Thankfully, several TV writers and producers are listening to these concerns, and have penned a seven-point pledge to assure viewers that LGBTQ characters will be treated with respect and to respond to calls from the public for "meaningful change." Dubbed the "Lexa Pledge" as a reminder of the controversial killing of Lexa (Alycia Debnam-Carey) in the CW's The 100, the letter was created by Saving Hope writer and co-executive producer Noelle Carbone, producer, writer and director Michelle Mama, Saving Hope producer Sonia Hosko and Gina Tass, the creator of the Trevor Project fundraiser, which provides suicide prevention services for "lesbian, gay, bisexual, transgender and questioning youth in crisis."
The seven tenets include promising to introduce characters with significant storylines and arcs, refusing to kill a queer character just to further the plot of a straight character and never baiting or misleading the fans on social media channels. You can check out the full pledge from the writers and producers below.
The death of Lexa was the most high-profile LGBTQ character death of late, but it was far from an outlier. Within the months of February and March, three other prominent characters were killed, including Rose (Bridget Regan) on the CW's Jane the Virgin, Kira (Yaani King) on Syfy's The Magicians and Denise (Merritt Wever) on AMC's The Walking Dead.
Denise's death had a particular resonance, as the character was killed in a scene taken straight from the comic book source material, and transposed to her in place of Abraham (Michael Cudlitz), who was killed in the same fashion in the comics. Thus, the decision to kill one of the show's few gay characters was an off-putting, but intentional, decision.

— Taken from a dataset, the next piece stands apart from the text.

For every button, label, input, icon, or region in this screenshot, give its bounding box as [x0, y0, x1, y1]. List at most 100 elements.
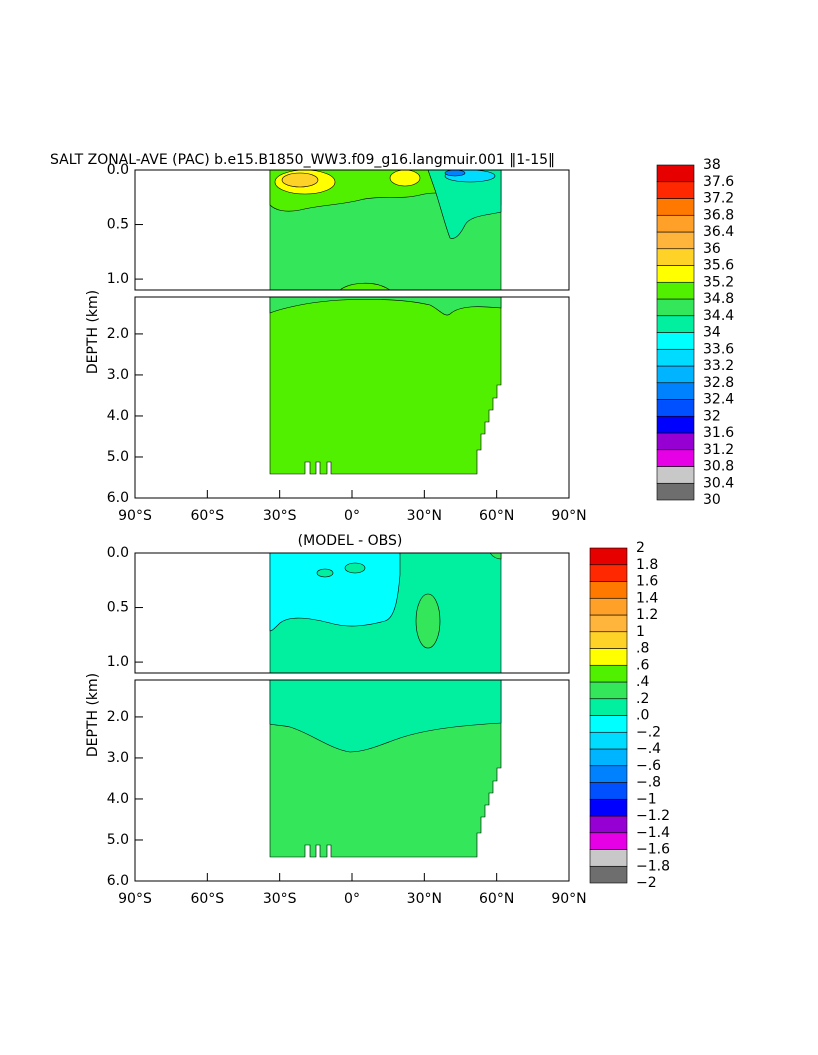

"While being a lesbian doesn't mean a character should be bulletproof — anyone and everyone should be ready to die on The Walking Dead — the writers did decide to swap the gay character in for the straight, white alpha male," Joanna Robinson wrote for Vanity Fair. "They had to do a lot of plot contorting to get there, too."
In light of the increasingly troublesome "Bury Your Gays" trope, the writers behind the pledge also emphasized the importance of positive representation — and the ramifications for a younger, queer audience if this isn't achieved.
"I don't know what my experience would've been like if I was a teenager now and watching queer female characters get shot or stabbed or drowned one after the other after the other," Carbone said, in an email to the Mary Sue. "I don't know how that kind of representation wouldn't burrow into your subconscious and send a message of pain and futility. Which I guess is why the pledge is getting the response it's getting online. It contains a message of hope that lots of people, especially young people, need to hear."
The "Lexa Pledge" certainly isn't going to change the TV landscape overnight, but the fact that the writers are responding to these concerns is a step in the right direction.